The cash awards indicate both lack of proportion and the copycat effect. The Board of Control for Cricket in India, the richest cricket association in the world, has generally been extremely niggardly in funding training facilities and other incentives for young talent, and especially for women cricket players. The Indian women cricketers have actually won World Cups before, but their victories have hardly been noticed, much less celebrated or rewarded financially by the BCCI. Yet the Minister for Agriculture, who is also the BCCI Chairman, announced a cash award for two million US dollars for the Indian men’s cricket team for its victory in the new and relatively untested format of Twenty-20 over cricket, and Rs. 1 crore to star batsman Yuvraj Singh.

This is a somewhat startling sum, even if Mr. Pawar’s intention was not only to honour the men cricketers but also to score a point over the upstart Indian Cricket League. Yet this display of enthusiastic largesse-throwing was quickly copied by the state governments of Maharashtra, Uttar Pradesh, Karnataka and Gujarat, all of which announced fairly large cash awards to the members of the victorious teams hailing from their own states.

Contrast this with the complete lack of generosity – or even attention given – to the Indian hockey team when it won the Asia Cup for hockey less than three weeks before this. Even after public interest in hockey was briefly revived because of the success of the (admittedly wonderful) film Chak de India, the successes of the Indian men’s hockey team did not lead to much beyond a few media comments about life imitating art. No victory processions down the street of any city for them, and certainly no cash awards in recognition of their achievement.

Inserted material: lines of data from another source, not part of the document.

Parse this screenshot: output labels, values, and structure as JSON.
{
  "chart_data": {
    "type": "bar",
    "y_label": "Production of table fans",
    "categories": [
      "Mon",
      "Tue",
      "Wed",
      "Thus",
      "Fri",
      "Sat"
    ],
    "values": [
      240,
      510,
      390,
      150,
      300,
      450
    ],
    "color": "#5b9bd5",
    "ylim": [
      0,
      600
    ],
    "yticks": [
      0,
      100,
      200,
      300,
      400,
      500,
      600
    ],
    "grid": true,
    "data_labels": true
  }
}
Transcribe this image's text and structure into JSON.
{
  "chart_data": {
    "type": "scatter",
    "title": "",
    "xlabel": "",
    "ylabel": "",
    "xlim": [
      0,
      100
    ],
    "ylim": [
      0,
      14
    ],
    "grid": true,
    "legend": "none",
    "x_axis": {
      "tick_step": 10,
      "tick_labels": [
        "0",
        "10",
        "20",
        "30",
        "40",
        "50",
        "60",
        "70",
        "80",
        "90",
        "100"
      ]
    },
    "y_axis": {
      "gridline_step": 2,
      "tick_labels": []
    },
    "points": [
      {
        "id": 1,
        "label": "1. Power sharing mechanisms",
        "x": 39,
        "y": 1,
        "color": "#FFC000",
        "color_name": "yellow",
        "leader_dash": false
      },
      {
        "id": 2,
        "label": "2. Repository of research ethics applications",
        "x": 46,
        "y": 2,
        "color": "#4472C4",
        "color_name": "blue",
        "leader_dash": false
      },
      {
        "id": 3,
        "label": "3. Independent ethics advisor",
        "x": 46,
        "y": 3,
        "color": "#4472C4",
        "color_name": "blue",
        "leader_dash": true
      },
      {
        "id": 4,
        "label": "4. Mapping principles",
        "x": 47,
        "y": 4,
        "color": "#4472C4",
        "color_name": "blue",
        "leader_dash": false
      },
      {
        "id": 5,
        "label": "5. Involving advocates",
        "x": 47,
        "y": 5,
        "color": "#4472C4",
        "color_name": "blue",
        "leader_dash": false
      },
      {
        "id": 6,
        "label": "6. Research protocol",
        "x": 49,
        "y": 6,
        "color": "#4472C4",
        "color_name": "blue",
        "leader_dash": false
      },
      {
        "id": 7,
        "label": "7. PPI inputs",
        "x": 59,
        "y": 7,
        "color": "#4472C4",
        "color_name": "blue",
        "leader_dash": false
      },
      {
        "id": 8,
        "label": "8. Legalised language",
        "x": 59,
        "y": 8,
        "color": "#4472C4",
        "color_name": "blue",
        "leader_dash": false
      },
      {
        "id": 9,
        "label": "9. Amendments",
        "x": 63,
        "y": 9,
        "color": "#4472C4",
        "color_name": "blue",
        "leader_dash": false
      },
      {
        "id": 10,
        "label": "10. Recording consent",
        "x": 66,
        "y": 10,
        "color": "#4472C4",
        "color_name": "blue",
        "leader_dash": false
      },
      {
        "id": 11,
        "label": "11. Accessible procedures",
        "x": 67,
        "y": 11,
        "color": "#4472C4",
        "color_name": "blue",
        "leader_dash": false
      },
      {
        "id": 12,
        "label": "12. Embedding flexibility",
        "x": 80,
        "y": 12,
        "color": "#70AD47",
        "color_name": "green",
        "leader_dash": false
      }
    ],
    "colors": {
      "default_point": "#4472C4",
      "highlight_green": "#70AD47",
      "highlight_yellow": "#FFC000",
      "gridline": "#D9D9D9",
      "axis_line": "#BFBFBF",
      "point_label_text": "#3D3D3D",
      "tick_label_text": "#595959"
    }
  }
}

This is why the Captain and some other team members of the Indian men’s national hockey team have publicly expressed their disappointment and even outrage at this unequal treatment. Yet it could be argued that their anger misses the point. After all, sport is not really sport any more, it is primarily spectator entertainment, and therefore media, and therefore big business. And so the winner-takes-all tendencies of big business also affect not just individual sports, but also categories of sportspersons (women players getting lesser treatment compared to men players, for example) and the relative ranking of different sports.

So the government representatives could well argue that they are simply reflecting the public perceptions and demands. Cricket currently captures the public imagination in a way that hockey simply does not, notwithstanding the recent hugely popular movie. And if hockey players are to be feted and felicitated, then why not kho kho players or weightlifters?

The truth is that we are not really a sports-oriented nation, we are essentially a spectacle- and festivity-oriented nation. And we have currently chosen cricket as one of the main vehicles for expressing this tendency. The shoddy Indian performance at the last one-day World Cup tournament dealt a blow to this particular avenue for social obsession, leading to great concern not only among the cricket establishment, but also - and more tellingly - among the sponsors and advertisers. There is surely now a great collective sigh of relief that this drought in public attention and sponsorship is now over, at least for now.

It is really this which is the key to everything else. Bug business – and associated with it, big politics – is into cricket because it is popular, but it also has to be kept popular because so much is now at stake in this game. There are huge financial interests that benefit from the public celebration of cricket, and for them, perhaps even more than for the jubilant youth rejoicing wildly in the rain, India’s victory in this tournament was important.